I note that I have not seen the variable $\Phi$ used/defined in this text leading up to this section (Sec. 1.20), nor have I seen it used after.
Some thoughts to consider:
- The 2nd-rank tensor $K_{ij}$ is usually taken as symmetric, $K_{ij}=K_{ji}$. Under this assumption the right-hand side of Eqn(3) may be written as $$K_{11}\partial_{xx}^2v+K_{22}\partial_{yy}^2v+K_{33}\partial_{zz}^2v+2K_{23}\partial_{yz}^2v+2K_{13}\partial_{xz}^2v+2K_{12}\partial_{xy}^2v \tag{D}$$
- The scalar magnitude $K$ of the symmetric positive-definite 2nd-rank tensor $K_{ij}$ is $$K=K_{ij}l_il_j=K_{11}l_1^2+K_{22}l_2^2+K_{33}l_3^2+2K_{23}l_2l_3+2K_{13}l_1l_3+2K_{12}l_1l_2 \tag{E}$$ where $l_i$ is a unit vector in the direction in which $K$ is evaluated. So perhaps in some way $2\Phi$ is related to the scalar magnitude of $K_{ij}$?
The notation is a bit unusual, using $v$ for temperature, but they probably use $T$ for something else. If you start with the steady-state heat equation: $$-\nabla \cdot (K \nabla v)=Q$$
with a heat coefficient tensor $K$ (or you can choose to see it as a matrix) and source term $Q$. So the heat equation is not necessarily equal to zero since you can have a source term.

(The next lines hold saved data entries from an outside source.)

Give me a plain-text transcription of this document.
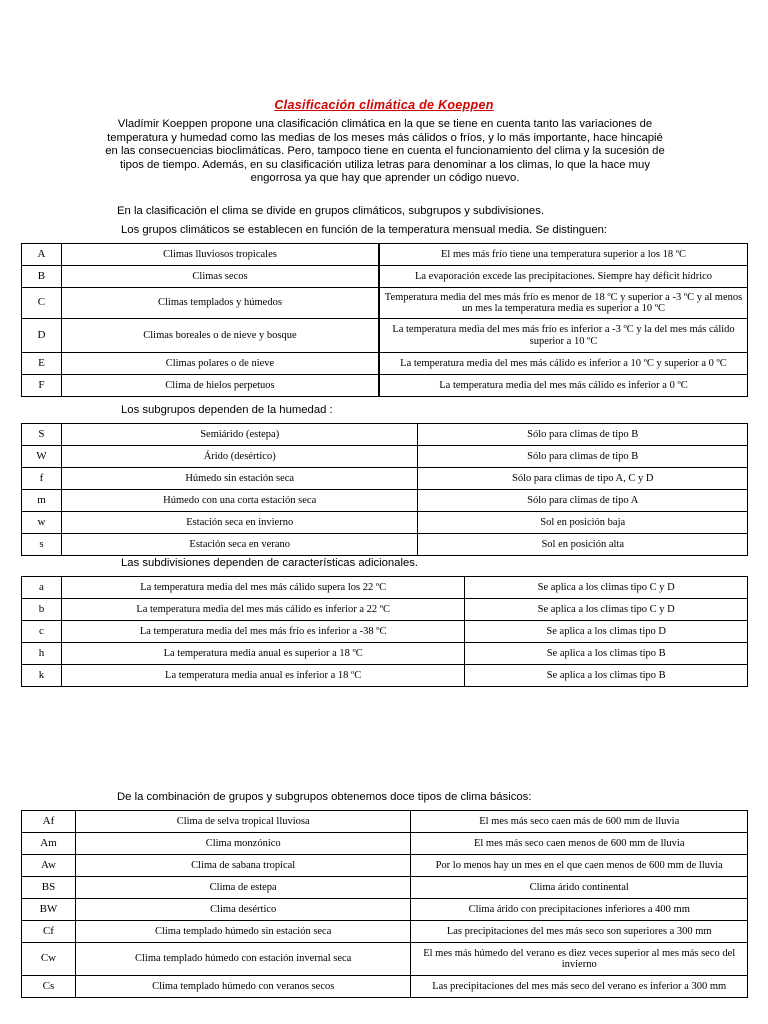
Clasificación climática de Koeppen
Vladímir Koeppen propone una clasificación climática en la que se tiene en cuenta tanto las variaciones de temperatura y humedad como las medias de los meses más cálidos o fríos, y lo más importante, hace hincapié en las consecuencias bioclimáticas. Pero, tampoco tiene en cuenta el funcionamiento del clima y la sucesión de tipos de tiempo. Además, en su clasificación utiliza letras para denominar a los climas, lo que la hace muy engorrosa ya que hay que aprender un código nuevo.
En la clasificación el clima se divide en grupos climáticos, subgrupos y subdivisiones.
Los grupos climáticos se establecen en función de la temperatura mensual media. Se distinguen:
A	Climas lluviosos tropicales	El mes más frío tiene una temperatura superior a los 18 ºC
B	Climas secos	La evaporación excede las precipitaciones. Siempre hay déficit hídrico
C	Climas templados y húmedos	Temperatura media del mes más frío es menor de 18 ºC y superior a -3 ºC y al menos un mes la temperatura media es superior a 10 ºC
D	Climas boreales o de nieve y bosque	La temperatura media del mes más frío es inferior a -3 ºC y la del mes más cálido superior a 10 ºC
E	Climas polares o de nieve	La temperatura media del mes más cálido es inferior a 10 ºC y superior a 0 ºC
F	Clima de hielos perpetuos	La temperatura media del mes más cálido es inferior a 0 ºC
Los subgrupos dependen de la humedad :
S	Semiárido (estepa)	Sólo para climas de tipo B
W	Árido (desértico)	Sólo para climas de tipo B
f	Húmedo sin estación seca	Sólo para climas de tipo A, C y D
m	Húmedo con una corta estación seca	Sólo para climas de tipo A
w	Estación seca en invierno	Sol en posición baja
s	Estación seca en verano	Sol en posición alta
Las subdivisiones dependen de características adicionales.
a	La temperatura media del mes más cálido supera los 22 ºC	Se aplica a los climas tipo C y D
b	La temperatura media del mes más cálido es inferior a 22 ºC	Se aplica a los climas tipo C y D
c	La temperatura media del mes más frío es inferior a -38 ºC	Se aplica a los climas tipo D
h	La temperatura media anual es superior a 18 ºC	Se aplica a los climas tipo B
k	La temperatura media anual es inferior a 18 ºC	Se aplica a los climas tipo B
De la combinación de grupos y subgrupos obtenemos doce tipos de clima básicos:
Af	Clima de selva tropical lluviosa	El mes más seco caen más de 600 mm de lluvia
Am	Clima monzónico	El mes más seco caen menos de 600 mm de lluvia
Aw	Clima de sabana tropical	Por lo menos hay un mes en el que caen menos de 600 mm de lluvia
BS	Clima de estepa	Clima árido continental
BW	Clima desértico	Clima árido con precipitaciones inferiores a 400 mm
Cf	Clima templado húmedo sin estación seca	Las precipitaciones del mes más seco son superiores a 300 mm
Cw	Clima templado húmedo con estación invernal seca	El mes más húmedo del verano es diez veces superior al mes más seco del invierno
Cs	Clima templado húmedo con veranos secos	Las precipitaciones del mes más seco del verano es inferior a 300 mm
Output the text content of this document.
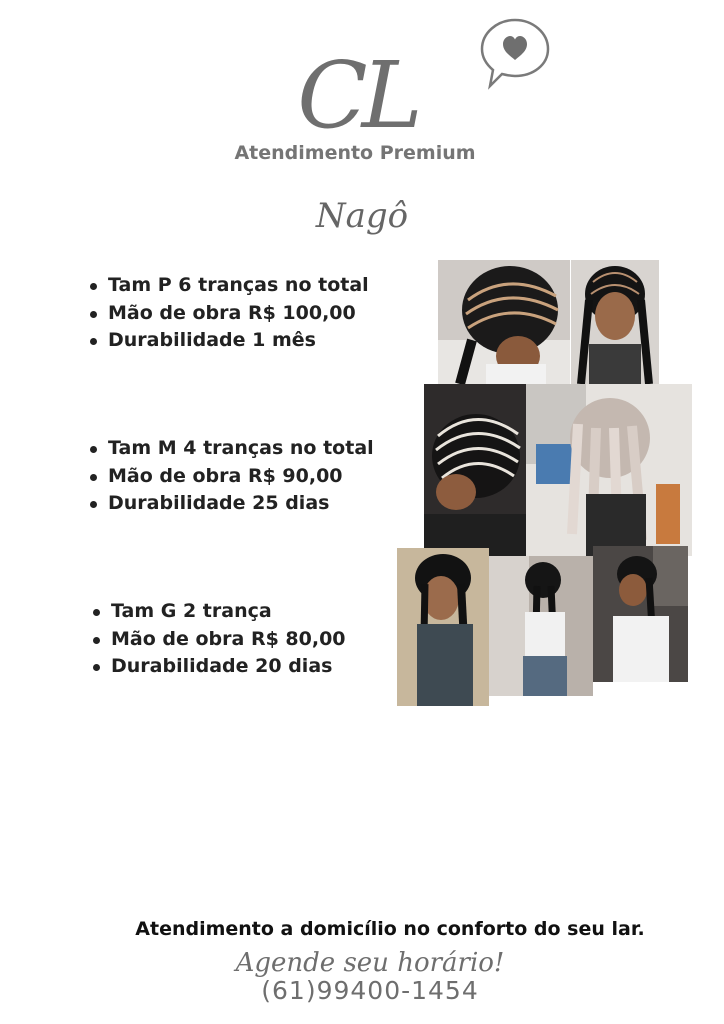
CL
Atendimento Premium
Nagô
Tam P 6 tranças no total
Mão de obra R$ 100,00
Durabilidade 1 mês
Tam M 4 tranças no total
Mão de obra R$ 90,00
Durabilidade 25 dias
Tam G 2 trança
Mão de obra R$ 80,00
Durabilidade 20 dias
Atendimento a domicílio no conforto do seu lar.
Agende seu horário!
(61)99400-1454
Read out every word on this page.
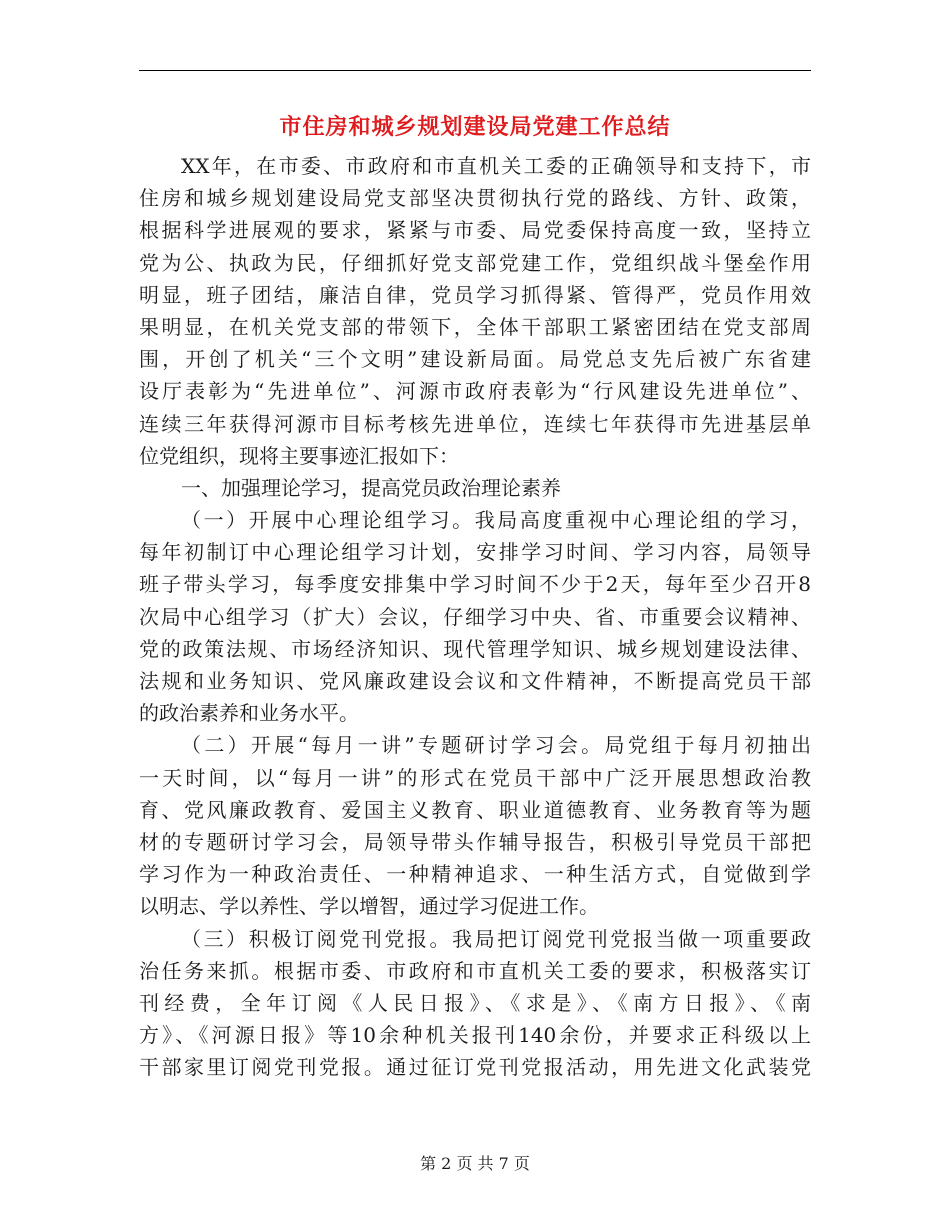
市住房和城乡规划建设局党建工作总结
XX年，在市委、市政府和市直机关工委的正确领导和支持下，市
住房和城乡规划建设局党支部坚决贯彻执行党的路线、方针、政策，
根据科学进展观的要求，紧紧与市委、局党委保持高度一致，坚持立
党为公、执政为民，仔细抓好党支部党建工作，党组织战斗堡垒作用
明显，班子团结，廉洁自律，党员学习抓得紧、管得严，党员作用效
果明显，在机关党支部的带领下，全体干部职工紧密团结在党支部周
围，开创了机关“三个文明”建设新局面。局党总支先后被广东省建
设厅表彰为“先进单位”、河源市政府表彰为“行风建设先进单位”、
连续三年获得河源市目标考核先进单位，连续七年获得市先进基层单
位党组织，现将主要事迹汇报如下：
一、加强理论学习，提高党员政治理论素养
（一）开展中心理论组学习。我局高度重视中心理论组的学习，
每年初制订中心理论组学习计划，安排学习时间、学习内容，局领导
班子带头学习，每季度安排集中学习时间不少于2天，每年至少召开8
次局中心组学习（扩大）会议，仔细学习中央、省、市重要会议精神、
党的政策法规、市场经济知识、现代管理学知识、城乡规划建设法律、
法规和业务知识、党风廉政建设会议和文件精神，不断提高党员干部
的政治素养和业务水平。
（二）开展“每月一讲”专题研讨学习会。局党组于每月初抽出
一天时间，以“每月一讲”的形式在党员干部中广泛开展思想政治教
育、党风廉政教育、爱国主义教育、职业道德教育、业务教育等为题
材的专题研讨学习会，局领导带头作辅导报告，积极引导党员干部把
学习作为一种政治责任、一种精神追求、一种生活方式，自觉做到学
以明志、学以养性、学以增智，通过学习促进工作。
（三）积极订阅党刊党报。我局把订阅党刊党报当做一项重要政
治任务来抓。根据市委、市政府和市直机关工委的要求，积极落实订
刊经费，全年订阅《人民日报》、《求是》、《南方日报》、《南
方》、《河源日报》等10余种机关报刊140余份，并要求正科级以上
干部家里订阅党刊党报。通过征订党刊党报活动，用先进文化武装党
第 2 页 共 7 页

For anisotropic materials, I think some authors write the left-hand side of the heat equation as: $$-\frac{1}{2}\nabla \cdot (K \nabla v)-\frac{1}{2}\nabla \cdot (K^T \nabla v)=$$ $$=-\nabla \cdot (\frac{1}{2}(K+K^T) \nabla v)$$ If the diffusion tensor/matrix $K$ is symmetric, which it usually is, then you get: $$\frac{1}{2}(K+K^T)=K$$
Maybe the author has written: $$-\frac{1}{2}\nabla \cdot (K \nabla v)-\frac{1}{2}\nabla \cdot (K^T \nabla v)=Q$$
If we now define: $$\Phi=\frac{1}{2}\nabla \cdot (K \nabla v)$$ we get the heat equation as: $$-2\Phi=Q$$
This is a highly unusual way of writing things but it is my best guess.